There are several problems with parallel techniques. One is that they typically require a substantial amount of real estate to implement. Another problem is that there is little difference between employing parallel techniques and simply using discrete transistors. If such is the case., manufacturers may just as well form their power circuits by combining discrete transistors, instead of using integrated devices. Thus, employing parallel techniques may not be a feasible solution.
An additional approach that is currently used to increase the power handling capability of RF power devices is to use sub micron structures. Sub micron structures can increase the effective device area, thereby causing an increase in the current injected within the device. As a result, devices having sub micron structures typically have improved power handling capability. However, sub micron structure are generally difficult to manufacture, and require an expensive, state-of-the-art wafer fabrication facility. Thus, because of the difficulty and expense of manufacturing RF devices with sub micron structures, they are not widely used for most applications.
FIG. 3 illustrates a further approach that is currently used to increase the power handling capability of RF power circuits and devices, i.e. the use of silicon on diamond techniques. Silicon on diamond technique comprises mounting a silicon device 302 on a diamond carrier 304. Because diamond is a highly efficient conductor of heat, a diamond substrate 304 acts as a heat sink and heat spreader, and allows more power to be extracted from a semiconductor device during operation of the device. This results in the semiconductor device operating under cooler temperature conditions, which improves the power handling capability of the device.
Research in this area has not yet produced economically viable products. Diamond packages, such as shown in FIG. 3, are several times more expensive than Beryllium-oxide (BeO) packages, another known heat conductor. BeO is also characterized by having low electrical conductivity, which makes it advantageous in certain applications requiring electrical insulation and heat dissipation. In addition, BeO can be significantly less expensive than diamond.

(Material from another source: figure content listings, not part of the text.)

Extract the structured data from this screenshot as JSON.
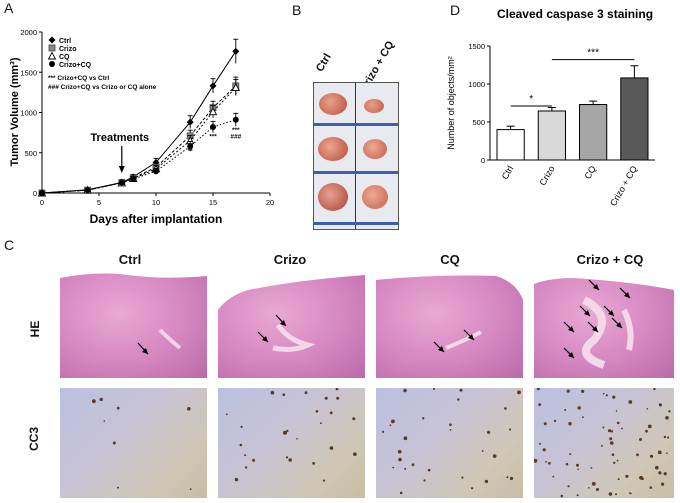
{
  "panels": {
    "a": {
      "letter": "A"
    },
    "b": {
      "letter": "B"
    },
    "c": {
      "letter": "C"
    },
    "d": {
      "letter": "D"
    }
  },
  "chart_data": [
    {
      "type": "line",
      "ylabel": "Tumor Volume (mm³)",
      "xlabel": "Days after implantation",
      "xlim": [
        0,
        20
      ],
      "ylim": [
        0,
        2000
      ],
      "xticks": [
        "0",
        "5",
        "10",
        "15",
        "20"
      ],
      "yticks": [
        "0",
        "500",
        "1000",
        "1500",
        "2000"
      ],
      "legend": [
        "Ctrl",
        "Crizo",
        "CQ",
        "Crizo+CQ"
      ],
      "legend_placement": "top-left",
      "annotations": {
        "treatments": "Treatments",
        "treatments_day": 7,
        "sig1": "*** Crizo+CQ vs Ctrl",
        "sig2": "### Crizo+CQ vs Crizo or CQ alone",
        "stars_d13": "**",
        "stars_d15": "***",
        "stars_d17": "***",
        "hash_d17": "###"
      },
      "x": [
        0,
        4,
        7,
        8,
        10,
        13,
        15,
        17
      ],
      "series": [
        {
          "name": "Ctrl",
          "values": [
            0,
            40,
            130,
            200,
            380,
            880,
            1330,
            1760
          ],
          "err": [
            0,
            10,
            20,
            30,
            50,
            80,
            90,
            150
          ]
        },
        {
          "name": "Crizo",
          "values": [
            0,
            35,
            130,
            185,
            320,
            710,
            1060,
            1330
          ],
          "err": [
            0,
            10,
            15,
            25,
            45,
            70,
            80,
            110
          ]
        },
        {
          "name": "CQ",
          "values": [
            0,
            35,
            125,
            180,
            300,
            650,
            1010,
            1310
          ],
          "err": [
            0,
            10,
            15,
            25,
            40,
            65,
            75,
            100
          ]
        },
        {
          "name": "Crizo+CQ",
          "values": [
            0,
            35,
            130,
            175,
            270,
            580,
            820,
            910
          ],
          "err": [
            0,
            10,
            15,
            20,
            35,
            60,
            70,
            80
          ]
        }
      ]
    },
    {
      "type": "bar",
      "title": "Cleaved caspase 3 staining",
      "ylabel": "Number of objects/mm²",
      "ylim": [
        0,
        1500
      ],
      "yticks": [
        "0",
        "500",
        "1000",
        "1500"
      ],
      "categories": [
        "Ctrl",
        "Crizo",
        "CQ",
        "Crizo + CQ"
      ],
      "values": [
        400,
        645,
        730,
        1080
      ],
      "err": [
        45,
        45,
        45,
        160
      ],
      "colors": [
        "#ffffff",
        "#d9d9d9",
        "#a6a6a6",
        "#595959"
      ],
      "sig": [
        {
          "from": 0,
          "to": 1,
          "label": "*"
        },
        {
          "from": 1,
          "to": 3,
          "label": "***"
        }
      ]
    }
  ],
  "photo": {
    "col1": "Ctrl",
    "col2": "Crizo + CQ"
  },
  "histology": {
    "columns": [
      "Ctrl",
      "Crizo",
      "CQ",
      "Crizo + CQ"
    ],
    "rows": [
      "HE",
      "CC3"
    ]
  }
}
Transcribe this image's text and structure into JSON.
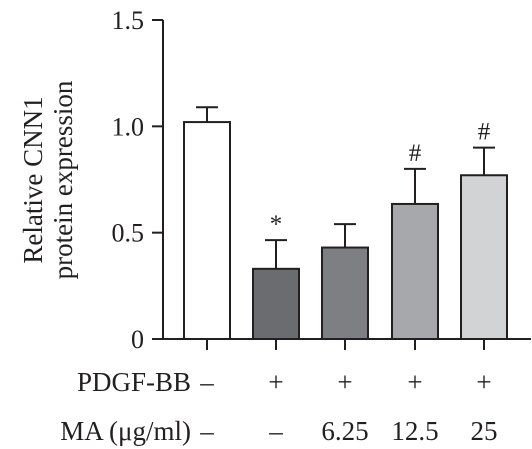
{
  "chart_data": {
    "type": "bar",
    "title": "",
    "xlabel": "",
    "ylabel_lines": [
      "Relative CNN1",
      "protein expression"
    ],
    "ylim": [
      0,
      1.5
    ],
    "yticks": [
      {
        "value": 0,
        "label": "0"
      },
      {
        "value": 0.5,
        "label": "0.5"
      },
      {
        "value": 1.0,
        "label": "1.0"
      },
      {
        "value": 1.5,
        "label": "1.5"
      }
    ],
    "grid": false,
    "legend": "none",
    "bars": [
      {
        "value": 1.02,
        "error": 0.07,
        "fill": "#ffffff",
        "annotation": ""
      },
      {
        "value": 0.33,
        "error": 0.135,
        "fill": "#6b6c70",
        "annotation": "*"
      },
      {
        "value": 0.43,
        "error": 0.11,
        "fill": "#7e7f83",
        "annotation": ""
      },
      {
        "value": 0.635,
        "error": 0.165,
        "fill": "#a7a8ac",
        "annotation": "#"
      },
      {
        "value": 0.77,
        "error": 0.13,
        "fill": "#d2d3d5",
        "annotation": "#"
      }
    ],
    "conditions": [
      {
        "label": "PDGF-BB",
        "values": [
          "–",
          "+",
          "+",
          "+",
          "+"
        ]
      },
      {
        "label": "MA (μg/ml)",
        "values": [
          "–",
          "–",
          "6.25",
          "12.5",
          "25"
        ]
      }
    ]
  }
}
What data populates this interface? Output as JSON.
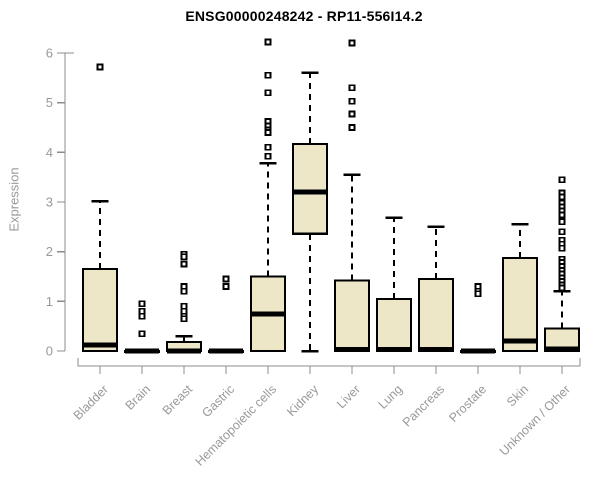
{
  "chart_data": {
    "type": "box",
    "title": "ENSG00000248242 - RP11-556I14.2",
    "ylabel": "Expression",
    "ylim": [
      0,
      6
    ],
    "yticks": [
      0,
      1,
      2,
      3,
      4,
      5,
      6
    ],
    "grid": false,
    "legend": false,
    "categories": [
      "Bladder",
      "Brain",
      "Breast",
      "Gastric",
      "Hematopoietic cells",
      "Kidney",
      "Liver",
      "Lung",
      "Pancreas",
      "Prostate",
      "Skin",
      "Unknown / Other"
    ],
    "series": [
      {
        "category": "Bladder",
        "whisker_low": 0,
        "q1": 0,
        "median": 0.12,
        "q3": 1.65,
        "whisker_high": 3.02,
        "outliers": [
          5.72
        ]
      },
      {
        "category": "Brain",
        "whisker_low": 0,
        "q1": 0,
        "median": 0,
        "q3": 0,
        "whisker_high": 0,
        "outliers": [
          0.95,
          0.8,
          0.7,
          0.35
        ]
      },
      {
        "category": "Breast",
        "whisker_low": 0,
        "q1": 0,
        "median": 0,
        "q3": 0.18,
        "whisker_high": 0.3,
        "outliers": [
          1.95,
          1.9,
          1.75,
          1.3,
          1.2,
          0.9,
          0.8,
          0.7,
          0.65
        ]
      },
      {
        "category": "Gastric",
        "whisker_low": 0,
        "q1": 0,
        "median": 0,
        "q3": 0,
        "whisker_high": 0,
        "outliers": [
          1.45,
          1.3
        ]
      },
      {
        "category": "Hematopoietic cells",
        "whisker_low": 0,
        "q1": 0,
        "median": 0.75,
        "q3": 1.5,
        "whisker_high": 3.78,
        "outliers": [
          6.22,
          5.55,
          5.2,
          4.62,
          4.53,
          4.45,
          4.4,
          4.1,
          3.92
        ]
      },
      {
        "category": "Kidney",
        "whisker_low": 0,
        "q1": 2.36,
        "median": 3.2,
        "q3": 4.17,
        "whisker_high": 5.6,
        "outliers": []
      },
      {
        "category": "Liver",
        "whisker_low": 0,
        "q1": 0,
        "median": 0.03,
        "q3": 1.42,
        "whisker_high": 3.55,
        "outliers": [
          6.2,
          5.3,
          5.03,
          4.77,
          4.5
        ]
      },
      {
        "category": "Lung",
        "whisker_low": 0,
        "q1": 0,
        "median": 0.03,
        "q3": 1.05,
        "whisker_high": 2.68,
        "outliers": []
      },
      {
        "category": "Pancreas",
        "whisker_low": 0,
        "q1": 0,
        "median": 0.03,
        "q3": 1.45,
        "whisker_high": 2.5,
        "outliers": []
      },
      {
        "category": "Prostate",
        "whisker_low": 0,
        "q1": 0,
        "median": 0,
        "q3": 0,
        "whisker_high": 0,
        "outliers": [
          1.3,
          1.2,
          1.15
        ]
      },
      {
        "category": "Skin",
        "whisker_low": 0,
        "q1": 0,
        "median": 0.2,
        "q3": 1.87,
        "whisker_high": 2.55,
        "outliers": []
      },
      {
        "category": "Unknown / Other",
        "whisker_low": 0,
        "q1": 0,
        "median": 0.04,
        "q3": 0.45,
        "whisker_high": 1.2,
        "outliers": [
          3.45,
          3.18,
          3.1,
          2.98,
          2.9,
          2.82,
          2.74,
          2.6,
          2.4,
          2.23,
          2.15,
          2.07,
          1.85,
          1.78,
          1.7,
          1.62,
          1.55,
          1.47,
          1.4,
          1.33,
          1.27
        ]
      }
    ],
    "colors": {
      "box_fill": "#EDE7C8",
      "box_stroke": "#000000",
      "median": "#000000",
      "whisker": "#000000",
      "axis_line": "#8C8C8C",
      "tick_label": "#999999",
      "title": "#000000",
      "background": "#FFFFFF"
    }
  }
}
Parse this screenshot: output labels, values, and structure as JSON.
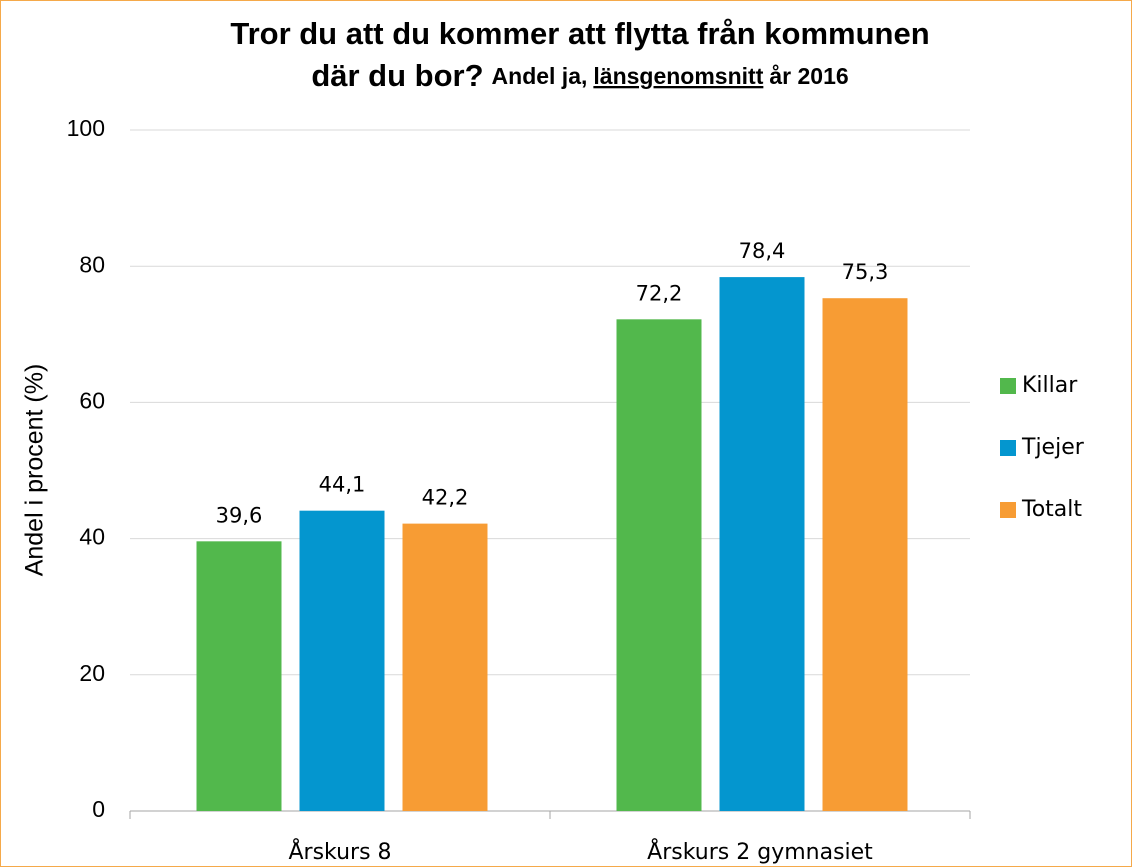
{
  "chart_data": {
    "type": "bar",
    "title": [
      "Tror du att du kommer att flytta från kommunen",
      "där du bor?"
    ],
    "subtitle": [
      "Andel ja,",
      "länsgenomsnitt",
      "år 2016"
    ],
    "y_label": "Andel i procent (%)",
    "categories": [
      "Årskurs 8",
      "Årskurs 2 gymnasiet"
    ],
    "series": [
      {
        "name": "Killar",
        "color": "#52b84c",
        "values": [
          39.6,
          72.2
        ],
        "value_labels": [
          "39,6",
          "72,2"
        ]
      },
      {
        "name": "Tjejer",
        "color": "#0496cf",
        "values": [
          44.1,
          78.4
        ],
        "value_labels": [
          "44,1",
          "78,4"
        ]
      },
      {
        "name": "Totalt",
        "color": "#f79c34",
        "values": [
          42.2,
          75.3
        ],
        "value_labels": [
          "42,2",
          "75,3"
        ]
      }
    ],
    "ylim": [
      0,
      100
    ],
    "yticks": [
      0,
      20,
      40,
      60,
      80,
      100
    ],
    "grid": true,
    "legend": "right"
  }
}
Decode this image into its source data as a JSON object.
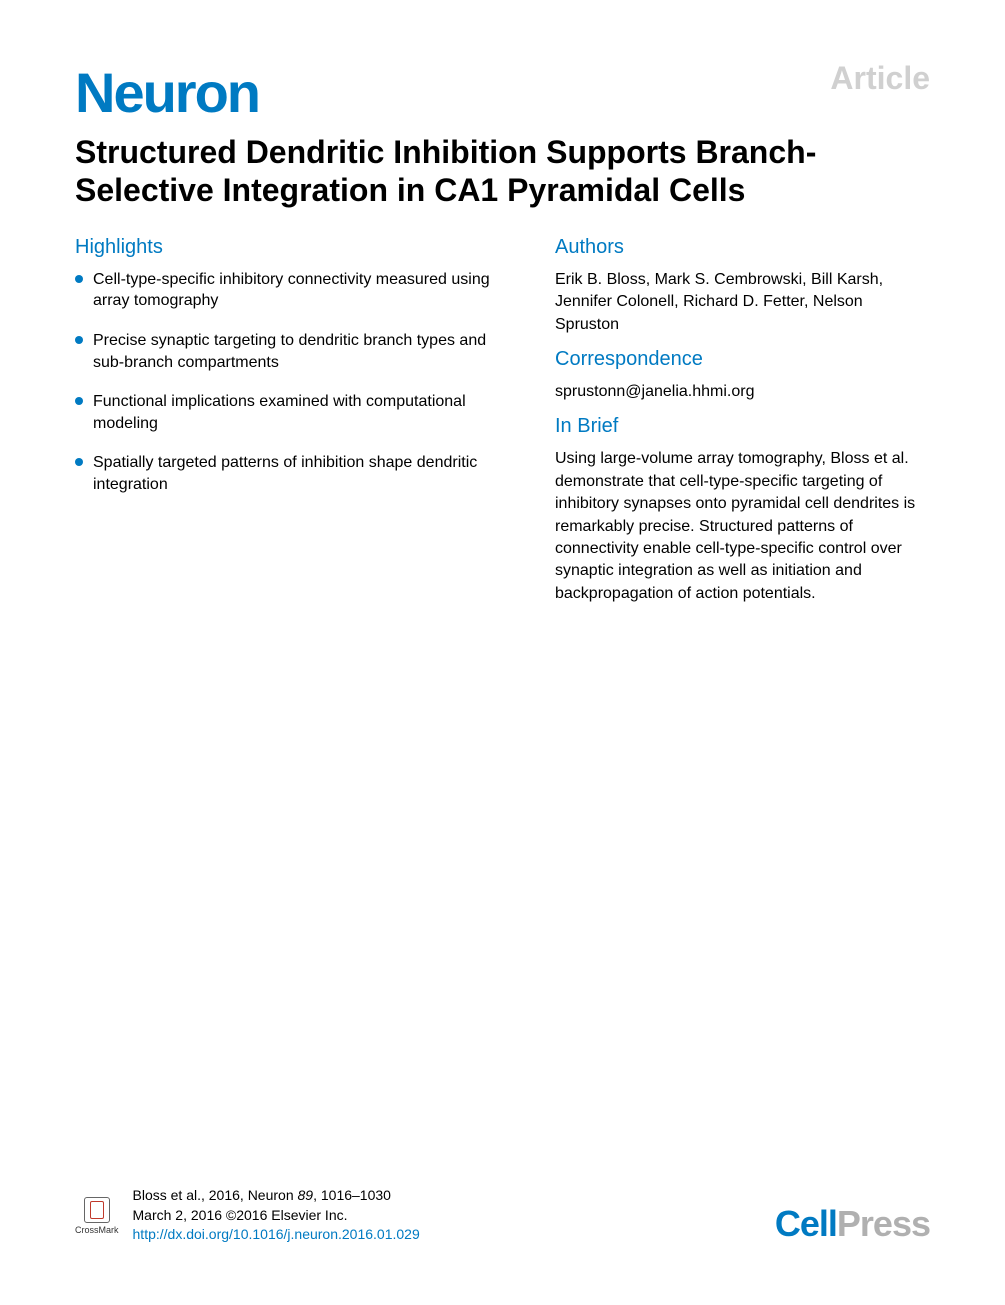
{
  "header": {
    "article_label": "Article",
    "journal_logo": "Neuron",
    "title": "Structured Dendritic Inhibition Supports Branch-Selective Integration in CA1 Pyramidal Cells"
  },
  "highlights": {
    "heading": "Highlights",
    "items": [
      "Cell-type-specific inhibitory connectivity measured using array tomography",
      "Precise synaptic targeting to dendritic branch types and sub-branch compartments",
      "Functional implications examined with computational modeling",
      "Spatially targeted patterns of inhibition shape dendritic integration"
    ]
  },
  "authors": {
    "heading": "Authors",
    "text": "Erik B. Bloss, Mark S. Cembrowski, Bill Karsh, Jennifer Colonell, Richard D. Fetter, Nelson Spruston"
  },
  "correspondence": {
    "heading": "Correspondence",
    "text": "sprustonn@janelia.hhmi.org"
  },
  "in_brief": {
    "heading": "In Brief",
    "text": "Using large-volume array tomography, Bloss et al. demonstrate that cell-type-specific targeting of inhibitory synapses onto pyramidal cell dendrites is remarkably precise. Structured patterns of connectivity enable cell-type-specific control over synaptic integration as well as initiation and backpropagation of action potentials."
  },
  "footer": {
    "crossmark_label": "CrossMark",
    "citation_line1_pre": "Bloss et al., 2016, Neuron ",
    "citation_line1_vol": "89",
    "citation_line1_pages": ", 1016–1030",
    "citation_line2": "March 2, 2016 ©2016 Elsevier Inc.",
    "citation_doi": "http://dx.doi.org/10.1016/j.neuron.2016.01.029",
    "cellpress_cell": "Cell",
    "cellpress_press": "Press"
  },
  "colors": {
    "brand_blue": "#007ac2",
    "light_gray": "#d0d0d0",
    "medium_gray": "#b0b0b0",
    "text_black": "#000000",
    "background": "#ffffff"
  },
  "typography": {
    "logo_fontsize": 56,
    "title_fontsize": 32,
    "section_heading_fontsize": 20,
    "body_fontsize": 16,
    "citation_fontsize": 14,
    "cellpress_fontsize": 36
  }
}
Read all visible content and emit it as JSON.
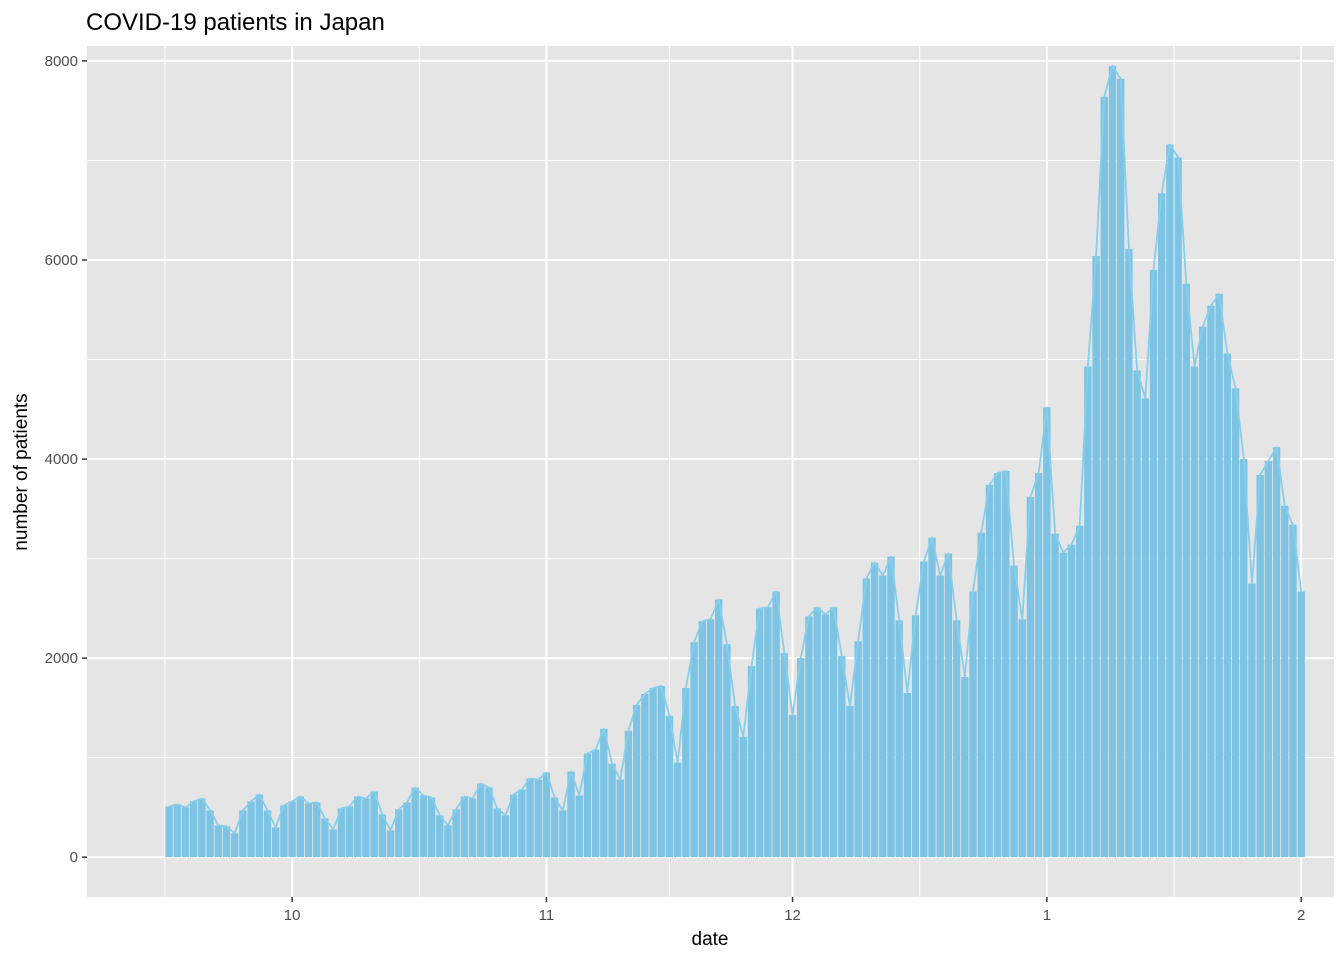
{
  "chart_data": {
    "type": "bar",
    "title": "COVID-19 patients in Japan",
    "xlabel": "date",
    "ylabel": "number of patients",
    "ylim": [
      -400,
      8150
    ],
    "y_ticks": [
      0,
      2000,
      4000,
      6000,
      8000
    ],
    "x_ticks": [
      {
        "label": "10",
        "date": "2020-10-01"
      },
      {
        "label": "11",
        "date": "2020-11-01"
      },
      {
        "label": "12",
        "date": "2020-12-01"
      },
      {
        "label": "1",
        "date": "2021-01-01"
      },
      {
        "label": "2",
        "date": "2021-02-01"
      }
    ],
    "x_range": [
      "2020-09-06",
      "2021-02-05"
    ],
    "grid": true,
    "overlay_line": true,
    "colors": {
      "bar": "#7DC3E4",
      "line": "#87CEEB",
      "panel": "#E5E5E5",
      "grid": "#FFFFFF"
    },
    "start_date": "2020-09-16",
    "values": [
      510,
      530,
      500,
      560,
      590,
      470,
      320,
      310,
      240,
      470,
      560,
      630,
      470,
      300,
      520,
      560,
      610,
      540,
      550,
      390,
      280,
      490,
      510,
      610,
      590,
      660,
      430,
      270,
      480,
      550,
      700,
      620,
      600,
      420,
      320,
      480,
      610,
      590,
      740,
      700,
      490,
      420,
      630,
      680,
      790,
      780,
      850,
      600,
      470,
      860,
      620,
      1040,
      1080,
      1290,
      940,
      780,
      1270,
      1530,
      1640,
      1700,
      1720,
      1420,
      950,
      1700,
      2160,
      2370,
      2390,
      2590,
      2140,
      1520,
      1210,
      1920,
      2500,
      2510,
      2670,
      2050,
      1430,
      2000,
      2420,
      2510,
      2440,
      2510,
      2020,
      1520,
      2170,
      2800,
      2960,
      2830,
      3020,
      2380,
      1650,
      2430,
      2970,
      3210,
      2830,
      3050,
      2380,
      1810,
      2670,
      3260,
      3740,
      3860,
      3880,
      2930,
      2390,
      3620,
      3860,
      4520,
      3250,
      3060,
      3140,
      3330,
      4930,
      6040,
      7640,
      7950,
      7820,
      6110,
      4890,
      4610,
      5900,
      6670,
      7160,
      7030,
      5760,
      4930,
      5330,
      5540,
      5660,
      5060,
      4710,
      4000,
      2750,
      3840,
      3980,
      4120,
      3530,
      3340,
      2670
    ]
  }
}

The industry has also researched other materials for use in the fabrication of high frequency power semiconductor devices. Silicon Carbide, for example, has been promising, but commercialization has been difficult. Silicon Carbide wafers, the basic building block for Silicon Carbide devices, have a tendency to contain excessive crystalline defects. As a result of excessive crystalline defects, Silicon Carbide wafers typically exhibit lower yields. Because of these manufacturing difficulties, Silicon Carbide wafers are substantially more expensive than silicon wafers.